L’intelligenza artificiale sta assumendo un ruolo sempre più rilevante anche nell’ambito della salute mentale. Secondo una recente indagine condotta dall’American Psychological Association (APA), oltre il 75% degli psicologi statunitensi riferisce che i propri pazienti parlano regolarmente di strumenti basati sull’IA durante le sedute terapeutiche. Molti utilizzano chatbot e assistenti virtuali come supporto aggiuntivo per affrontare difficoltà emotive, ottenere informazioni diagnostiche o migliorare le proprie relazioni personali.
L’IA come supporto alla terapia
L’indagine, intitolata “Chatbot e salute mentale” e realizzata su un campione di oltre 1.200 psicologi abilitati negli Stati Uniti, evidenzia come numerosi pazienti integrino il percorso terapeutico tradizionale con i suggerimenti forniti dall’intelligenza artificiale. Il 39% degli psicologi ha dichiarato di aver avuto pazienti che hanno utilizzato l’IA per autodiagnosticarsi, mentre il 35% ha riferito che alcuni la considerano una sorta di professionista supplementare della salute mentale.
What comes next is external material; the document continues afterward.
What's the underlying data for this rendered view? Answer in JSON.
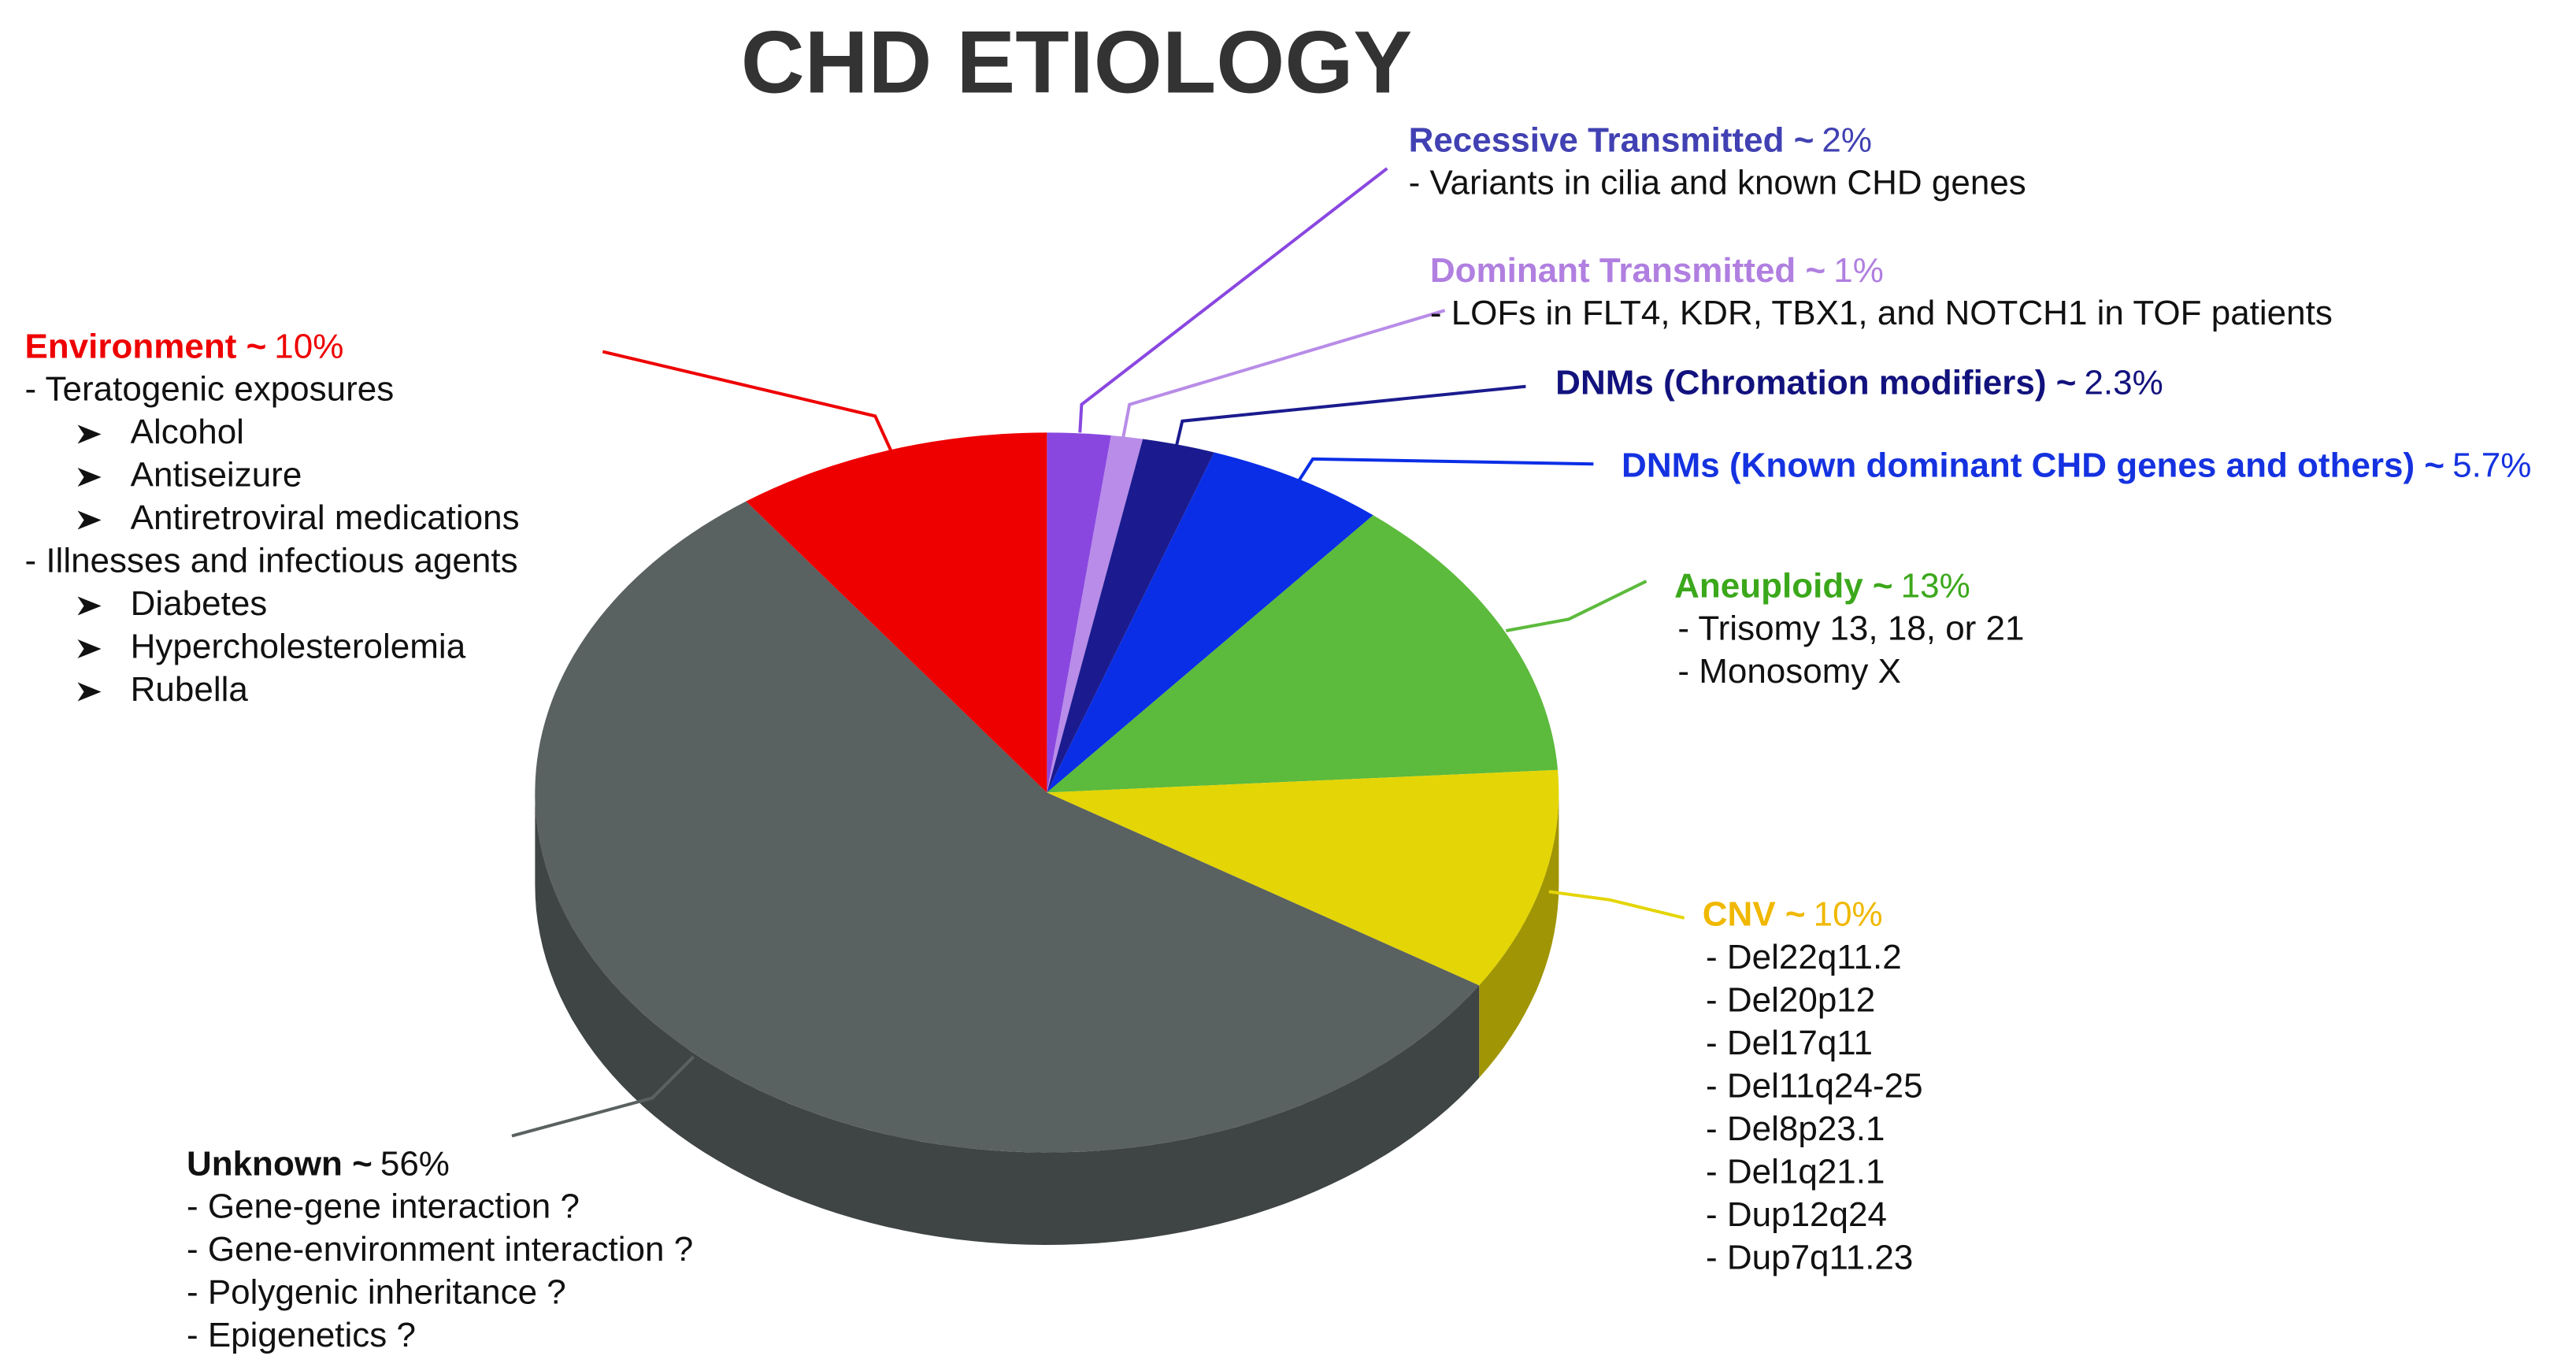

Inoltre, il 34% degli intervistati ha osservato che i pazienti si rivolgono ai chatbot per migliorare l’autodisciplina, ricevere affermazioni positive o promemoria comportamentali, mentre il 33% li utilizza come supporto complementare al trattamento psicologico in corso.
Un fenomeno probabilmente più esteso
Secondo gli esperti, i dati raccolti potrebbero rappresentare soltanto una parte del fenomeno reale. L’indagine, infatti, prende in considerazione esclusivamente le esperienze riportate dagli psicologi e dai loro pazienti. È quindi plausibile che molte persone utilizzino chatbot basati sull’intelligenza artificiale per ricevere consigli legati al benessere psicologico senza mai confrontarsi con un professionista della salute mentale.
I limiti dei chatbot
Nonostante la crescente diffusione di questi strumenti, l’APA invita alla prudenza. Arthur C. Evans Jr., amministratore delegato dell’associazione, sottolinea come i chatbot siano facilmente accessibili e disponibili in qualsiasi momento, rappresentando per molti utenti una soluzione immediata e a basso costo. Tuttavia, a differenza degli specialisti umani, non sono in grado di cogliere pienamente le sfumature emotive né di riconoscere con affidabilità eventuali segnali di rischio.
Per questo motivo, secondo l’associazione, è fondamentale comprendere il funzionamento dell’intelligenza artificiale e valutare con spirito critico le indicazioni che essa fornisce.
Dalla compagnia alle relazioni personali
L’utilizzo dei chatbot non si limita all’ambito terapeutico. Gli psicologi coinvolti nello studio hanno rilevato che molti pazienti interagiscono con l’intelligenza artificiale anche per motivi sociali. Il 33% ha riferito che i propri pazienti utilizzano i chatbot per svago, il 22% per trovare compagnia e il 13% per instaurare una sorta di relazione intima con il sistema.
Tra coloro che mantengono conversazioni continuative con questi strumenti, il 68% degli psicologi ha osservato che i pazienti si sentono compresi o sostenuti dai chatbot. Inoltre, il 41% ha segnalato che tali tecnologie vengono utilizzate per rafforzare strategie positive di gestione dello stress e delle difficoltà quotidiane.
I rischi evidenziati dagli esperti
Accanto ai possibili benefici emergono però anche numerose criticità. Il 36% degli psicologi ha osservato nei propri pazienti forme di dipendenza dall’interazione con i chatbot, mentre il 15% ha segnalato la comparsa di distorsioni cognitive o convinzioni irrazionali alimentate dalle conversazioni con l’intelligenza artificiale.
Le preoccupazioni della categoria professionale restano molto elevate. Sebbene il 54% degli psicologi si dichiari favorevole all’utilizzo dei chatbot da parte di alcuni pazienti, ben il 93% manifesta timori riguardo ai possibili effetti negativi della tecnologia in soggetti particolarmente vulnerabili.
L’allarme dell’APA
Quasi tutti gli psicologi intervistati ritengono che i chatbot possano, in determinate circostanze, rafforzare involontariamente comportamenti problematici o convinzioni deliranti. Il 94% sostiene inoltre che gli strumenti attualmente disponibili non siano ancora in grado di affrontare con adeguata sensibilità le problematiche psicologiche più complesse, mentre l’89% teme che possano persino incoraggiare, seppur involontariamente, comportamenti autolesionistici.
Per questo motivo l’American Psychological Association ribadisce che l’intelligenza artificiale non può sostituire il lavoro di uno psicologo qualificato. Pur rappresentando un possibile strumento di supporto, il suo impiego deve avvenire con cautela e senza rinunciare al confronto con professionisti della salute mentale adeguatamente formati.